To “see the light” in She Dies Tomorrow, an arresting work of psychological science fiction from writer-director Amy Seimetz, means to confront your mortality. And it also means literally seeing the light.
Taking its guiding aesthetic from the alien glow of a zapping mosquito trap that appears early on, Seimetz and cinematographer Jay Keitel punctuate crucial moments of the movie with a blue-and-red strobe effect. Pulsating percussively, the light show first falls upon Amy (Kate Lyn Sheil), a younger woman in the wake of a break-up who is spending a listless, lonely night trying to unpack in her new home. When she comes out of the light’s spell, Amy calls a friend named Jane (Jane Adams) to share her revelation: “I’m going to die tomorrow.”

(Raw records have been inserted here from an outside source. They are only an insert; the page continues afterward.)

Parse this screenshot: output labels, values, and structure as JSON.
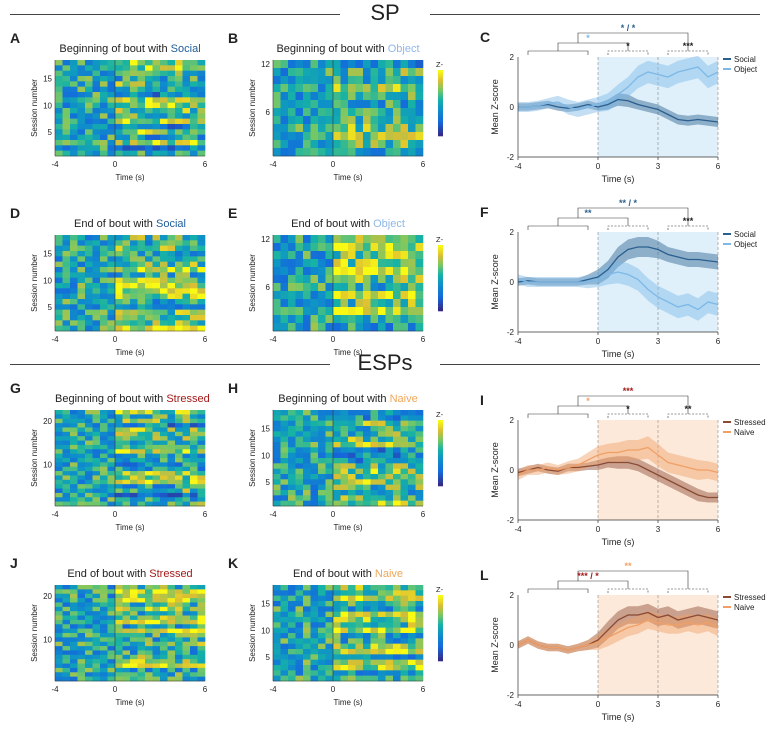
{
  "sections": [
    {
      "title": "SP"
    },
    {
      "title": "ESPs"
    }
  ],
  "colors": {
    "social": "#2b5f8e",
    "object": "#7db8e6",
    "stressed": "#8b4a33",
    "naive": "#f0a066",
    "socialTitle": "#1f5c99",
    "objectTitle": "#8fb8e8",
    "stressedTitle": "#a31a1a",
    "naiveTitle": "#f0a75a",
    "blueShade": "#dff0fb",
    "orangeShade": "#fde9d9"
  },
  "heatmaps": [
    {
      "letter": "A",
      "title_pre": "Beginning of bout with ",
      "title_key": "Social",
      "key_color": "social",
      "ylabel": "Session number",
      "xlabel": "Time (s)",
      "rows": 18,
      "yticks": [
        "15",
        "10",
        "5"
      ],
      "xticks": [
        "-4",
        "0",
        "6"
      ],
      "colorbar": false
    },
    {
      "letter": "B",
      "title_pre": "Beginning of bout with ",
      "title_key": "Object",
      "key_color": "object",
      "ylabel": "Session number",
      "xlabel": "Time (s)",
      "rows": 12,
      "yticks": [
        "12",
        "6"
      ],
      "xticks": [
        "-4",
        "0",
        "6"
      ],
      "colorbar": true,
      "cbar_title": "Z-score",
      "cbar_ticks": [
        "1",
        "0",
        "-1"
      ]
    },
    {
      "letter": "D",
      "title_pre": "End of bout with ",
      "title_key": "Social",
      "key_color": "social",
      "ylabel": "Session number",
      "xlabel": "Time (s)",
      "rows": 18,
      "yticks": [
        "15",
        "10",
        "5"
      ],
      "xticks": [
        "-4",
        "0",
        "6"
      ],
      "colorbar": false
    },
    {
      "letter": "E",
      "title_pre": "End of bout with ",
      "title_key": "Object",
      "key_color": "object",
      "ylabel": "Session number",
      "xlabel": "Time (s)",
      "rows": 12,
      "yticks": [
        "12",
        "6"
      ],
      "xticks": [
        "-4",
        "0",
        "6"
      ],
      "colorbar": true,
      "cbar_title": "Z-score",
      "cbar_ticks": [
        "1",
        "0",
        "-1"
      ]
    },
    {
      "letter": "G",
      "title_pre": "Beginning of bout with ",
      "title_key": "Stressed",
      "key_color": "stressed",
      "ylabel": "Session number",
      "xlabel": "Time (s)",
      "rows": 22,
      "yticks": [
        "20",
        "10"
      ],
      "xticks": [
        "-4",
        "0",
        "6"
      ],
      "colorbar": false
    },
    {
      "letter": "H",
      "title_pre": "Beginning of bout with ",
      "title_key": "Naive",
      "key_color": "naive",
      "ylabel": "Session number",
      "xlabel": "Time (s)",
      "rows": 18,
      "yticks": [
        "15",
        "10",
        "5"
      ],
      "xticks": [
        "-4",
        "0",
        "6"
      ],
      "colorbar": true,
      "cbar_title": "Z-score",
      "cbar_ticks": [
        "1",
        "0",
        "-1"
      ]
    },
    {
      "letter": "J",
      "title_pre": "End of bout with ",
      "title_key": "Stressed",
      "key_color": "stressed",
      "ylabel": "Session number",
      "xlabel": "Time (s)",
      "rows": 22,
      "yticks": [
        "20",
        "10"
      ],
      "xticks": [
        "-4",
        "0",
        "6"
      ],
      "colorbar": false
    },
    {
      "letter": "K",
      "title_pre": "End of bout with ",
      "title_key": "Naive",
      "key_color": "naive",
      "ylabel": "Session number",
      "xlabel": "Time (s)",
      "rows": 18,
      "yticks": [
        "15",
        "10",
        "5"
      ],
      "xticks": [
        "-4",
        "0",
        "6"
      ],
      "colorbar": true,
      "cbar_title": "Z-score",
      "cbar_ticks": [
        "1",
        "0",
        "-1"
      ]
    }
  ],
  "chart_data": [
    {
      "letter": "C",
      "type": "line",
      "xlabel": "Time (s)",
      "ylabel": "Mean Z-score",
      "xlim": [
        -4,
        6
      ],
      "ylim": [
        -2,
        2
      ],
      "xticks": [
        "-4",
        "0",
        "3",
        "6"
      ],
      "yticks": [
        "2",
        "0",
        "-2"
      ],
      "shade": "blue",
      "x": [
        -4,
        -3.5,
        -3,
        -2.5,
        -2,
        -1.5,
        -1,
        -0.5,
        0,
        0.5,
        1,
        1.5,
        2,
        2.5,
        3,
        3.5,
        4,
        4.5,
        5,
        5.5,
        6
      ],
      "series": [
        {
          "name": "Social",
          "color": "social",
          "y": [
            0,
            0,
            0.05,
            0.1,
            0,
            -0.05,
            0,
            0.1,
            0,
            0.1,
            0.3,
            0.25,
            0.1,
            0,
            -0.1,
            -0.3,
            -0.5,
            -0.55,
            -0.5,
            -0.55,
            -0.6
          ],
          "err": [
            0.15,
            0.15,
            0.15,
            0.15,
            0.15,
            0.15,
            0.15,
            0.15,
            0.15,
            0.2,
            0.25,
            0.25,
            0.2,
            0.2,
            0.2,
            0.2,
            0.2,
            0.2,
            0.2,
            0.2,
            0.2
          ]
        },
        {
          "name": "Object",
          "color": "object",
          "y": [
            0,
            0,
            0.05,
            0.15,
            0.2,
            0,
            -0.1,
            0,
            0.1,
            0.2,
            0.5,
            0.8,
            1.2,
            1.4,
            1.3,
            1.2,
            1.4,
            1.5,
            1.6,
            1.2,
            1.4
          ],
          "err": [
            0.2,
            0.2,
            0.2,
            0.2,
            0.25,
            0.3,
            0.3,
            0.3,
            0.3,
            0.35,
            0.4,
            0.4,
            0.45,
            0.45,
            0.45,
            0.45,
            0.45,
            0.45,
            0.45,
            0.45,
            0.45
          ]
        }
      ],
      "brackets": [
        {
          "x1": -3.5,
          "x2": -0.5,
          "y": 1.35
        },
        {
          "x1": 0.5,
          "x2": 2.5,
          "y": 1.35
        },
        {
          "x1": 3.5,
          "x2": 5.5,
          "y": 1.35
        }
      ],
      "stars": [
        {
          "text": "*",
          "x": 1.5,
          "y": 1.55,
          "color": "#222"
        },
        {
          "text": "***",
          "x": 4.5,
          "y": 1.55,
          "color": "#222"
        },
        {
          "text": "*",
          "x": -0.5,
          "y": 1.85,
          "color": "#7db8e6"
        },
        {
          "text": "* / *",
          "x": 1.5,
          "y": 2.35,
          "color": "#2b5f8e"
        }
      ],
      "legend": [
        "Social",
        "Object"
      ]
    },
    {
      "letter": "F",
      "type": "line",
      "xlabel": "Time (s)",
      "ylabel": "Mean Z-score",
      "xlim": [
        -4,
        6
      ],
      "ylim": [
        -2,
        2
      ],
      "xticks": [
        "-4",
        "0",
        "3",
        "6"
      ],
      "yticks": [
        "2",
        "0",
        "-2"
      ],
      "shade": "blue",
      "x": [
        -4,
        -3.5,
        -3,
        -2.5,
        -2,
        -1.5,
        -1,
        -0.5,
        0,
        0.5,
        1,
        1.5,
        2,
        2.5,
        3,
        3.5,
        4,
        4.5,
        5,
        5.5,
        6
      ],
      "series": [
        {
          "name": "Social",
          "color": "social",
          "y": [
            0,
            0.05,
            0,
            0,
            0,
            0,
            0,
            0.1,
            0.2,
            0.5,
            1,
            1.3,
            1.4,
            1.4,
            1.3,
            1.1,
            1,
            0.9,
            0.9,
            0.85,
            0.8
          ],
          "err": [
            0.15,
            0.15,
            0.15,
            0.15,
            0.15,
            0.15,
            0.15,
            0.2,
            0.3,
            0.35,
            0.4,
            0.4,
            0.4,
            0.4,
            0.35,
            0.3,
            0.3,
            0.3,
            0.3,
            0.3,
            0.3
          ]
        },
        {
          "name": "Object",
          "color": "object",
          "y": [
            0.1,
            0,
            0,
            0,
            0,
            0,
            0,
            0,
            0.1,
            0.3,
            0.4,
            0.3,
            0.1,
            -0.3,
            -0.6,
            -0.8,
            -1,
            -0.9,
            -1.1,
            -0.8,
            -0.9
          ],
          "err": [
            0.2,
            0.2,
            0.2,
            0.2,
            0.2,
            0.2,
            0.2,
            0.25,
            0.3,
            0.4,
            0.45,
            0.45,
            0.45,
            0.45,
            0.45,
            0.45,
            0.45,
            0.45,
            0.45,
            0.45,
            0.45
          ]
        }
      ],
      "brackets": [
        {
          "x1": -3.5,
          "x2": -0.5,
          "y": 1.35
        },
        {
          "x1": 0.5,
          "x2": 2.5,
          "y": 1.35
        },
        {
          "x1": 3.5,
          "x2": 5.5,
          "y": 1.35
        }
      ],
      "stars": [
        {
          "text": "***",
          "x": 4.5,
          "y": 1.55,
          "color": "#222"
        },
        {
          "text": "**",
          "x": -0.5,
          "y": 1.85,
          "color": "#2b5f8e"
        },
        {
          "text": "** / *",
          "x": 1.5,
          "y": 2.35,
          "color": "#2b5f8e"
        }
      ],
      "legend": [
        "Social",
        "Object"
      ]
    },
    {
      "letter": "I",
      "type": "line",
      "xlabel": "Time (s)",
      "ylabel": "Mean Z-score",
      "xlim": [
        -4,
        6
      ],
      "ylim": [
        -2,
        2
      ],
      "xticks": [
        "-4",
        "0",
        "3",
        "6"
      ],
      "yticks": [
        "2",
        "0",
        "-2"
      ],
      "shade": "orange",
      "x": [
        -4,
        -3.5,
        -3,
        -2.5,
        -2,
        -1.5,
        -1,
        -0.5,
        0,
        0.5,
        1,
        1.5,
        2,
        2.5,
        3,
        3.5,
        4,
        4.5,
        5,
        5.5,
        6
      ],
      "series": [
        {
          "name": "Stressed",
          "color": "stressed",
          "y": [
            -0.1,
            0,
            0.1,
            0,
            -0.05,
            0.1,
            0.1,
            0.15,
            0.2,
            0.3,
            0.3,
            0.3,
            0.2,
            0,
            -0.2,
            -0.4,
            -0.6,
            -0.8,
            -1,
            -1.1,
            -1.1
          ],
          "err": [
            0.15,
            0.15,
            0.15,
            0.15,
            0.15,
            0.15,
            0.15,
            0.15,
            0.2,
            0.2,
            0.25,
            0.25,
            0.25,
            0.25,
            0.25,
            0.25,
            0.25,
            0.25,
            0.25,
            0.2,
            0.2
          ]
        },
        {
          "name": "Naive",
          "color": "naive",
          "y": [
            -0.2,
            0,
            0,
            0.1,
            0,
            0.1,
            0.2,
            0.4,
            0.6,
            0.7,
            0.7,
            0.8,
            0.8,
            0.9,
            0.6,
            0.3,
            0.2,
            0.1,
            0,
            0,
            -0.1
          ],
          "err": [
            0.2,
            0.2,
            0.2,
            0.2,
            0.2,
            0.25,
            0.25,
            0.3,
            0.35,
            0.35,
            0.4,
            0.4,
            0.4,
            0.45,
            0.45,
            0.4,
            0.4,
            0.4,
            0.4,
            0.35,
            0.35
          ]
        }
      ],
      "brackets": [
        {
          "x1": -3.5,
          "x2": -0.5,
          "y": 1.35
        },
        {
          "x1": 0.5,
          "x2": 2.5,
          "y": 1.35
        },
        {
          "x1": 3.5,
          "x2": 5.5,
          "y": 1.35
        }
      ],
      "stars": [
        {
          "text": "*",
          "x": 1.5,
          "y": 1.55,
          "color": "#222"
        },
        {
          "text": "**",
          "x": 4.5,
          "y": 1.55,
          "color": "#222"
        },
        {
          "text": "*",
          "x": -0.5,
          "y": 1.85,
          "color": "#f0a066"
        },
        {
          "text": "***",
          "x": 1.5,
          "y": 2.35,
          "color": "#a31a1a"
        }
      ],
      "legend": [
        "Stressed",
        "Naive"
      ]
    },
    {
      "letter": "L",
      "type": "line",
      "xlabel": "Time (s)",
      "ylabel": "Mean Z-score",
      "xlim": [
        -4,
        6
      ],
      "ylim": [
        -2,
        2
      ],
      "xticks": [
        "-4",
        "0",
        "3",
        "6"
      ],
      "yticks": [
        "2",
        "0",
        "-2"
      ],
      "shade": "orange",
      "x": [
        -4,
        -3.5,
        -3,
        -2.5,
        -2,
        -1.5,
        -1,
        -0.5,
        0,
        0.5,
        1,
        1.5,
        2,
        2.5,
        3,
        3.5,
        4,
        4.5,
        5,
        5.5,
        6
      ],
      "series": [
        {
          "name": "Stressed",
          "color": "stressed",
          "y": [
            0,
            0.2,
            0,
            -0.1,
            -0.1,
            -0.2,
            -0.1,
            0,
            0.2,
            0.6,
            1,
            1.2,
            1.2,
            1.3,
            1.1,
            1.2,
            1,
            1.1,
            1.2,
            1.1,
            1
          ],
          "err": [
            0.15,
            0.15,
            0.15,
            0.15,
            0.15,
            0.15,
            0.15,
            0.2,
            0.3,
            0.35,
            0.35,
            0.35,
            0.35,
            0.35,
            0.35,
            0.35,
            0.35,
            0.35,
            0.35,
            0.35,
            0.35
          ]
        },
        {
          "name": "Naive",
          "color": "naive",
          "y": [
            0,
            0.2,
            0,
            -0.1,
            -0.1,
            -0.2,
            -0.1,
            0,
            0.1,
            0.3,
            0.5,
            0.7,
            0.8,
            1,
            0.9,
            0.8,
            0.8,
            0.9,
            0.8,
            0.9,
            0.7
          ],
          "err": [
            0.15,
            0.15,
            0.15,
            0.15,
            0.15,
            0.15,
            0.15,
            0.2,
            0.3,
            0.35,
            0.35,
            0.35,
            0.35,
            0.35,
            0.35,
            0.35,
            0.35,
            0.35,
            0.35,
            0.35,
            0.35
          ]
        }
      ],
      "brackets": [
        {
          "x1": -3.5,
          "x2": -0.5,
          "y": 1.35
        },
        {
          "x1": 0.5,
          "x2": 2.5,
          "y": 1.35
        },
        {
          "x1": 3.5,
          "x2": 5.5,
          "y": 1.35
        }
      ],
      "stars": [
        {
          "text": "*** / *",
          "x": -0.5,
          "y": 1.85,
          "color": "#a31a1a"
        },
        {
          "text": "**",
          "x": 1.5,
          "y": 2.35,
          "color": "#f0a066"
        }
      ],
      "legend": [
        "Stressed",
        "Naive"
      ]
    }
  ]
}
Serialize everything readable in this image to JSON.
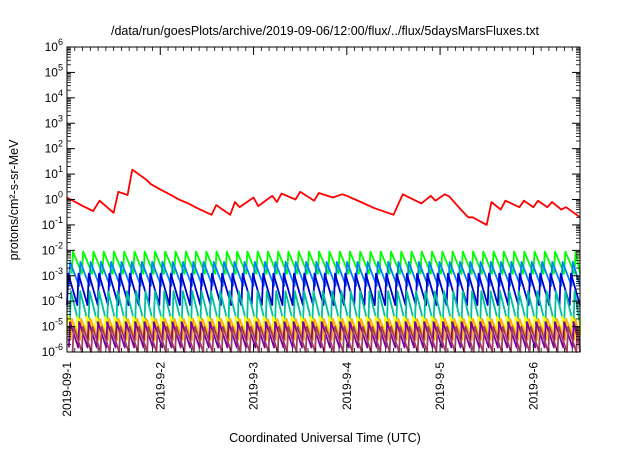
{
  "chart_data": {
    "type": "line",
    "title": "/data/run/goesPlots/archive/2019-09-06/12:00/flux/../flux/5daysMarsFluxes.txt",
    "xlabel": "Coordinated Universal Time (UTC)",
    "ylabel": "protons/cm²-s-sr-MeV",
    "y_scale": "log",
    "ylim": [
      1e-06,
      1000000.0
    ],
    "xlim_days": [
      0,
      5.5
    ],
    "y_ticks": [
      {
        "base": "10",
        "exp": "-6"
      },
      {
        "base": "10",
        "exp": "-5"
      },
      {
        "base": "10",
        "exp": "-4"
      },
      {
        "base": "10",
        "exp": "-3"
      },
      {
        "base": "10",
        "exp": "-2"
      },
      {
        "base": "10",
        "exp": "-1"
      },
      {
        "base": "10",
        "exp": "0"
      },
      {
        "base": "10",
        "exp": "1"
      },
      {
        "base": "10",
        "exp": "2"
      },
      {
        "base": "10",
        "exp": "3"
      },
      {
        "base": "10",
        "exp": "4"
      },
      {
        "base": "10",
        "exp": "5"
      },
      {
        "base": "10",
        "exp": "6"
      }
    ],
    "x_ticks": [
      "2019-09-1",
      "2019-9-2",
      "2019-9-3",
      "2019-9-4",
      "2019-9-5",
      "2019-9-6"
    ],
    "grid": false,
    "legend": "none",
    "series": [
      {
        "color": "#ff0000",
        "x": [
          0,
          0.15,
          0.28,
          0.35,
          0.5,
          0.55,
          0.65,
          0.7,
          0.85,
          0.9,
          1.0,
          1.1,
          1.2,
          1.3,
          1.4,
          1.55,
          1.6,
          1.75,
          1.8,
          1.85,
          2.0,
          2.05,
          2.2,
          2.25,
          2.3,
          2.45,
          2.5,
          2.65,
          2.7,
          2.85,
          2.95,
          3.0,
          3.15,
          3.3,
          3.5,
          3.6,
          3.8,
          3.9,
          3.95,
          4.05,
          4.1,
          4.2,
          4.3,
          4.35,
          4.5,
          4.55,
          4.65,
          4.7,
          4.85,
          4.9,
          5.0,
          5.05,
          5.15,
          5.2,
          5.3,
          5.35,
          5.5
        ],
        "y": [
          1.2,
          0.6,
          0.35,
          0.9,
          0.3,
          2.0,
          1.5,
          15,
          6,
          4,
          2.5,
          1.6,
          1.0,
          0.7,
          0.45,
          0.25,
          0.6,
          0.25,
          0.8,
          0.5,
          1.2,
          0.55,
          1.4,
          0.8,
          1.7,
          1.0,
          2.0,
          0.9,
          1.8,
          1.2,
          1.6,
          1.4,
          0.8,
          0.45,
          0.25,
          1.6,
          0.7,
          1.4,
          0.9,
          1.6,
          1.3,
          0.5,
          0.2,
          0.2,
          0.1,
          0.8,
          0.4,
          0.9,
          0.5,
          0.9,
          0.5,
          0.9,
          0.5,
          0.8,
          0.4,
          0.5,
          0.2
        ]
      },
      {
        "color": "#00ff00",
        "period": 0.11,
        "low": 0.0012,
        "high": 0.009,
        "x_start": 0.05
      },
      {
        "color": "#0080ff",
        "period": 0.11,
        "low": 0.0004,
        "high": 0.0035,
        "x_start": 0.02
      },
      {
        "color": "#0000cc",
        "period": 0.11,
        "low": 7e-05,
        "high": 0.0012,
        "x_start": 0.0
      },
      {
        "color": "#00c0a0",
        "period": 0.1,
        "low": 1.2e-05,
        "high": 0.00025,
        "x_start": 0.03
      },
      {
        "color": "#ffff00",
        "period": 0.1,
        "low": 5e-06,
        "high": 2.5e-05,
        "x_start": 0.0
      },
      {
        "color": "#ffb000",
        "period": 0.1,
        "low": 3e-06,
        "high": 2e-05,
        "x_start": 0.04
      },
      {
        "color": "#8000a0",
        "period": 0.1,
        "low": 1.5e-06,
        "high": 1.5e-05,
        "x_start": 0.02
      },
      {
        "color": "#a04060",
        "period": 0.1,
        "low": 1e-06,
        "high": 1e-05,
        "x_start": 0.06
      }
    ]
  }
}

I won’t spoil much beyond that, except to say that after initially rebuffing Amy (we learn Amy has a history of instability and alcoholism), Jane finds her friend’s claim … contagious. She Dies Tomorrow spirals out from there beyond a psychological character study to contain multitudes. While it mostly stays in its sci-fi lane, it could also be read as a metaphor for many things: despair in the face of death, yes, but also the all-consuming nature of depression, the contagiousness of anxiety, and the existential angst that loneliness can bring.
Formally, She Dies Tomorrow keeps you on your toes by constantly shifting perspective. Initially intimately aligned with Amy’s point of view (the opening shot is a close-up of her teary, mascara-lined eye), the film occasionally punctures that to provide an omniscient, third-person perspective. When Amy is drinking and driving at one point, a close-up is accompanied by dreamily dramatic music to capture her interior experience, but that’s followed by a hard cut and a music-less view from the back seat, emphasizing the sadness of the moment.
Then there are those light shows, in which Amy (and other characters) come under the spell of the metaphysical force. The first time this occurs, as the colors throb around her, Amy approaches the camera, indistinct and blurry, until she’s looking directly into it. In these moments, we’ve taken on the perspective of the source of light itself; we’re mesmerizing Amy as much as the movie is mesmerizing us.
But is it? She Dies Tomorrow is compelling, but I can’t say I ever truly felt the infectiousness that’s experienced by the characters. I remained an outside witness to what’s happening to Amy and the others, when the film clearly wanted me to be dazed in the same way they are. Unfortunately, the tools Seimetz employs—those strobe lights and the repeated, declarative statement,“I’m going to die tomorrow”—aren’t enough to accomplish that goal. Ultimately, She Dies Tomorrow is more successful as a provocative conversation-starter than a metaphysical experience in its own right. It’s great in theory, good in execution.